Once my friend and I decided, for sheer fun, to walk from Pune to Mumbai. Equipped with some loaves of bread, boiled eggs, and a thermos flask filled with tea, we set out at 8 o’clock in the morning. We intended to stay overnight at Lonavla. After we had walked twenty miles, we felt tired and our subsequent progress was very slow. We were a long way from Lonavla, when it got dark.
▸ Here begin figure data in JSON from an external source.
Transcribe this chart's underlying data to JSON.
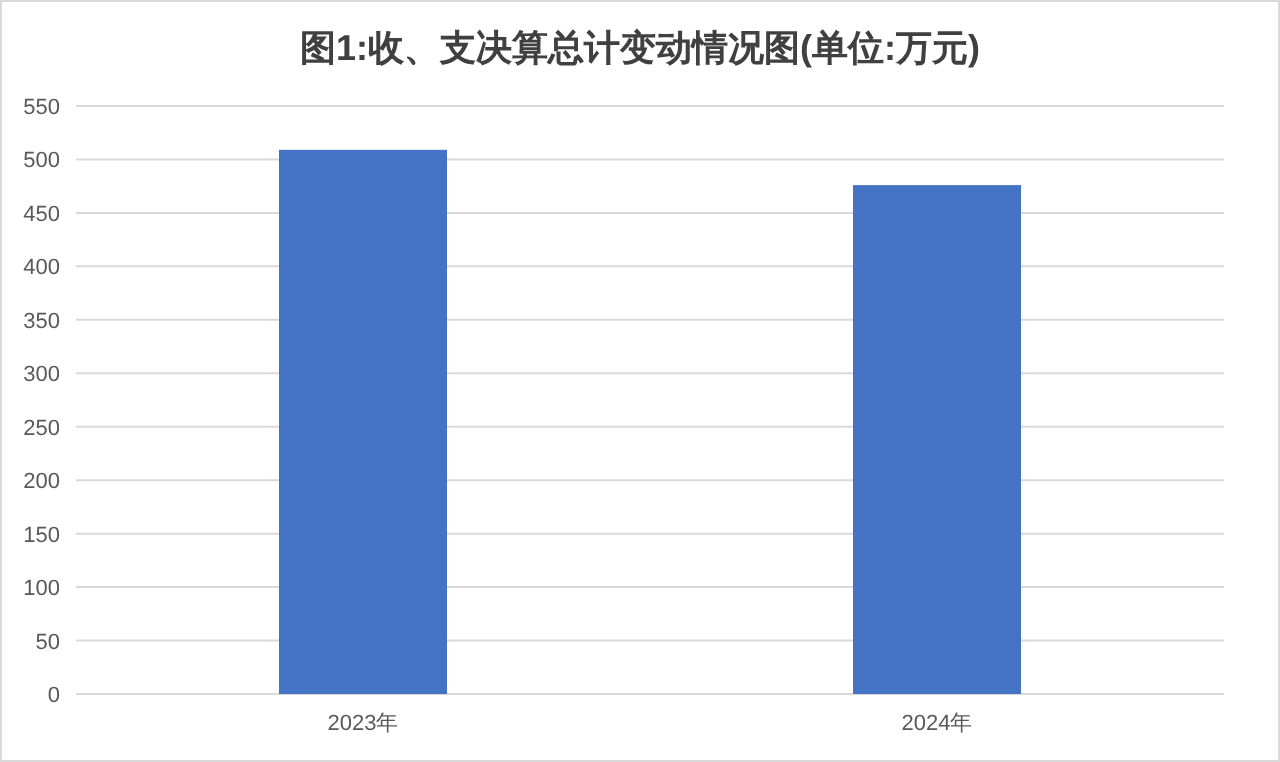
{
  "chart_data": {
    "type": "bar",
    "title": "图1:收、支决算总计变动情况图(单位:万元)",
    "categories": [
      "2023年",
      "2024年"
    ],
    "values": [
      509,
      476
    ],
    "color": "#4472c4",
    "ylim": [
      0,
      550
    ],
    "yticks": [
      0,
      50,
      100,
      150,
      200,
      250,
      300,
      350,
      400,
      450,
      500,
      550
    ],
    "grid": "y"
  }
}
As we were trudging along the deserted road, a policeman appeared from nowhere. He stared at us suspiciously and asked us to explain our presence in that unwanted place. We told him that we had undertaken a walking-tour for a change and some adventure. But he didn’t believe us. “Road robbery is on the increase”, he argued, “and the culprits often disguise themselves as holidaying tramps”.

When we pointed out that we were high- school students, he retorted that several high-school students had been involved in car thefts. I argued at length, referred to my respectable family and invoked my illustrious ancestors, in order to prove that we were not robbers or criminals, but the cop did not seem to be convinced. He took down our names, addresses and other particulars and declared that he was going to arrest us on suspicion.

I was utterly miserable and helpless while my friend began to cry. Just then a lorry happened to be passing by. The policeman, who by now, was convinced that we were respectable young men, stopped the lorry and asked the driver to take us into it and leave us at Mumbai.